Again, it is so meaningful and inspiring to read from your essay! There are so many things here, in what you write about, that I would have loved to talk more about with you. Picking out one of those things that these words of yours made me think about, as a closing of our interview. And that is the topic of pace and focus. How do you help yourself staying grounded, present in the moment and staying connected with yourself in a world that is fast paced and full of stimuli?

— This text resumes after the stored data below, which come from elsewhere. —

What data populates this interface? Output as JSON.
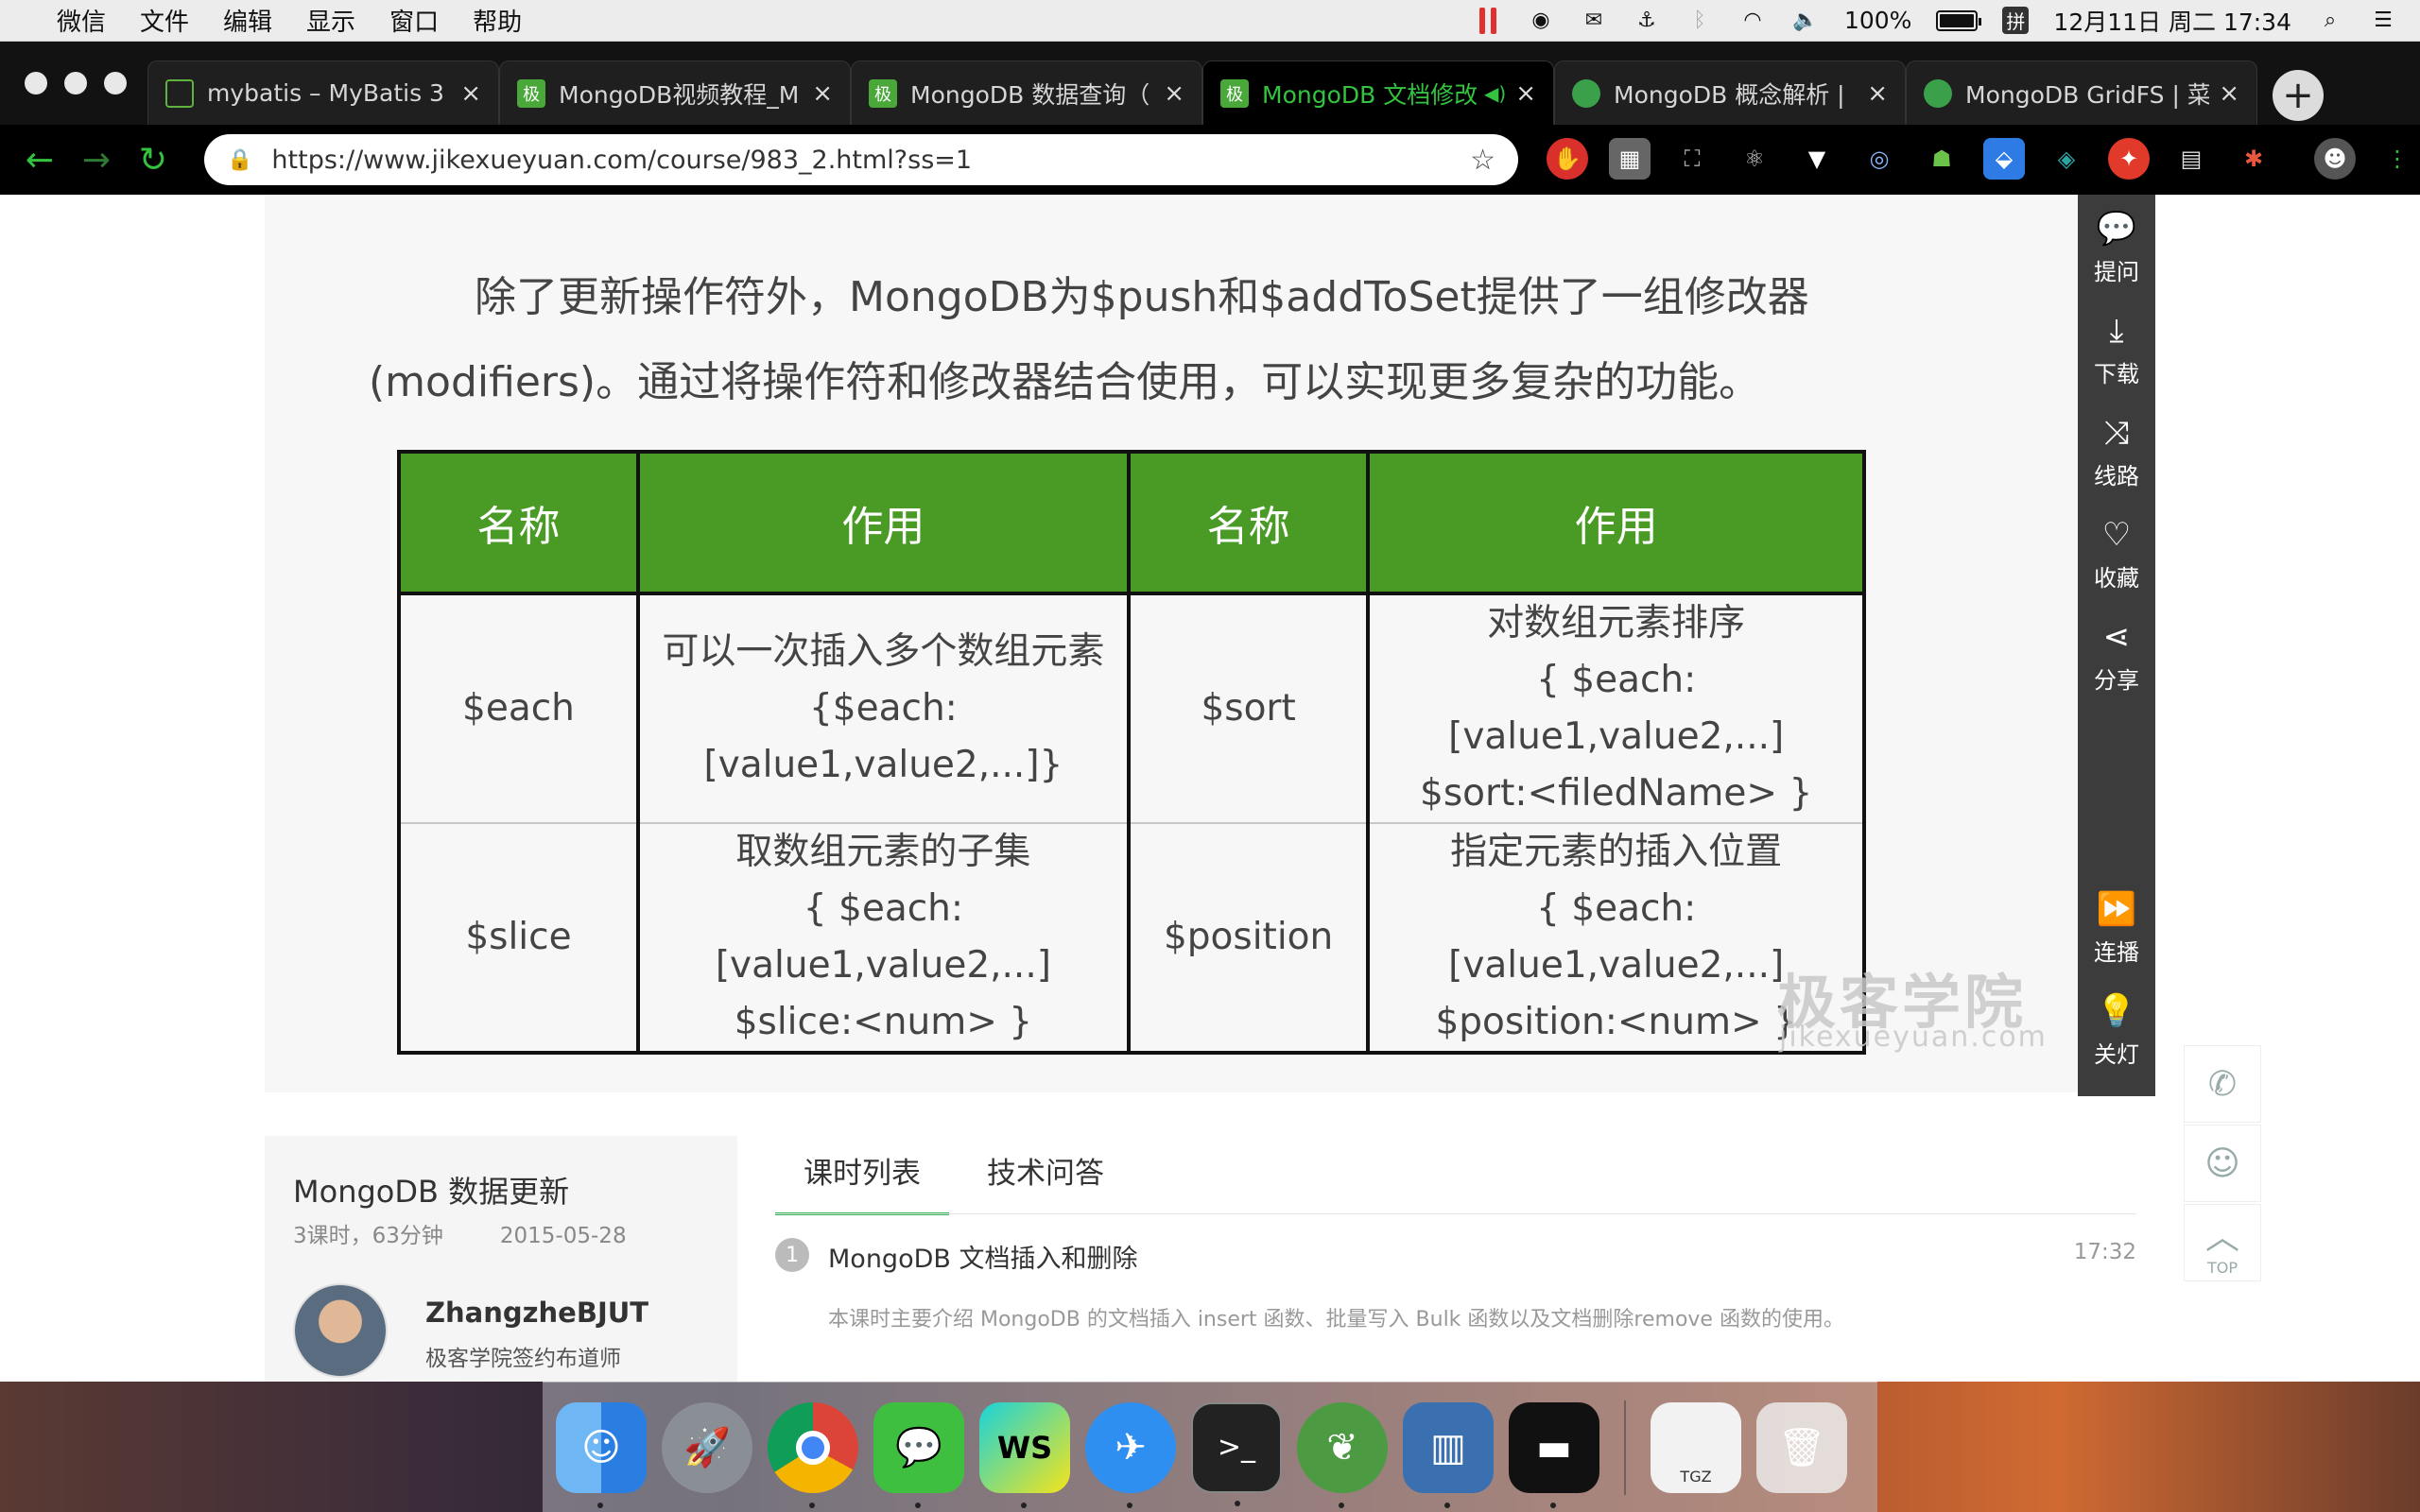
{
  "menubar": {
    "items": [
      "微信",
      "文件",
      "编辑",
      "显示",
      "窗口",
      "帮助"
    ],
    "battery": "100%",
    "ime": "拼",
    "datetime": "12月11日 周二 17:34"
  },
  "browser": {
    "tabs": [
      {
        "label": "mybatis – MyBatis 3 |",
        "favicon": "doc-icon",
        "active": false
      },
      {
        "label": "MongoDB视频教程_M",
        "favicon": "jk-icon",
        "active": false
      },
      {
        "label": "MongoDB 数据查询（",
        "favicon": "jk-icon",
        "active": false
      },
      {
        "label": "MongoDB 文档修改",
        "favicon": "jk-icon",
        "active": true
      },
      {
        "label": "MongoDB 概念解析 |",
        "favicon": "runoob-icon",
        "active": false
      },
      {
        "label": "MongoDB GridFS | 菜",
        "favicon": "runoob-icon",
        "active": false
      }
    ],
    "url": "https://www.jikexueyuan.com/course/983_2.html?ss=1",
    "favicon_text": "极"
  },
  "slide": {
    "paragraph_line1": "除了更新操作符外，MongoDB为$push和$addToSet提供了一组修改器",
    "paragraph_line2": "(modifiers)。通过将操作符和修改器结合使用，可以实现更多复杂的功能。",
    "headers": [
      "名称",
      "作用",
      "名称",
      "作用"
    ],
    "rows": [
      {
        "name1": "$each",
        "desc1": [
          "可以一次插入多个数组元素",
          "{$each: [value1,value2,...]}"
        ],
        "name2": "$sort",
        "desc2": [
          "对数组元素排序",
          "{ $each: [value1,value2,...]",
          "$sort:<filedName> }"
        ]
      },
      {
        "name1": "$slice",
        "desc1": [
          "取数组元素的子集",
          "{ $each: [value1,value2,...]",
          "$slice:<num> }"
        ],
        "name2": "$position",
        "desc2": [
          "指定元素的插入位置",
          "{ $each: [value1,value2,...]",
          "$position:<num> }"
        ]
      }
    ],
    "watermark": "极客学院",
    "watermark_sub": "jikexueyuan.com",
    "header_color": "#4a9a26"
  },
  "side_panel": {
    "items": [
      "提问",
      "下载",
      "线路",
      "收藏",
      "分享"
    ],
    "bottom_items": [
      "连播",
      "关灯"
    ]
  },
  "float_tools": {
    "top_label": "TOP"
  },
  "course": {
    "title": "MongoDB 数据更新",
    "meta": "3课时，63分钟",
    "date": "2015-05-28",
    "author": "ZhangzheBJUT",
    "author_role": "极客学院签约布道师"
  },
  "lessons": {
    "tabs": [
      "课时列表",
      "技术问答"
    ],
    "items": [
      {
        "num": "1",
        "name": "MongoDB 文档插入和删除",
        "duration": "17:32",
        "desc": "本课时主要介绍 MongoDB 的文档插入 insert 函数、批量写入 Bulk 函数以及文档删除remove 函数的使用。"
      }
    ]
  },
  "dock": {
    "tgz_label": "TGZ"
  }
}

I tell you very honestly- it is a daily struggle of mine especially now as my business is flourishing faster than my mind can cope. I have gone in and out of routines, always trying to find the perfect fit. For the last months I have managed to start my day with lemon water, yoga practice, then life happens, then I spend the last few hours of the day with my herd of 5, then always finish the day with qigong and meditation. I find that having the qigong and yoga practices with no excuses sets my day up and finishes it with calm and balance. Habits I try hardest to avoid are – checking my phone in the morning and watching a movie before going to bed. Both make me restless and since I acknowledged this it became easier to resist. With the stimuli from the outside world I personally find that I could not do the work I do in a city. Countryside is ideal for setting up your environment with as little distraction as possible. I do wish I could muster the courage to turn off my phone for weeks and just work quietly away. Maybe one day I feel this is possible for me, right now I am very reachable, trying to post valuable content on IG every day. I see it as investment though and I have faith that in a few years I will have enough stability to take longer breaks from social media.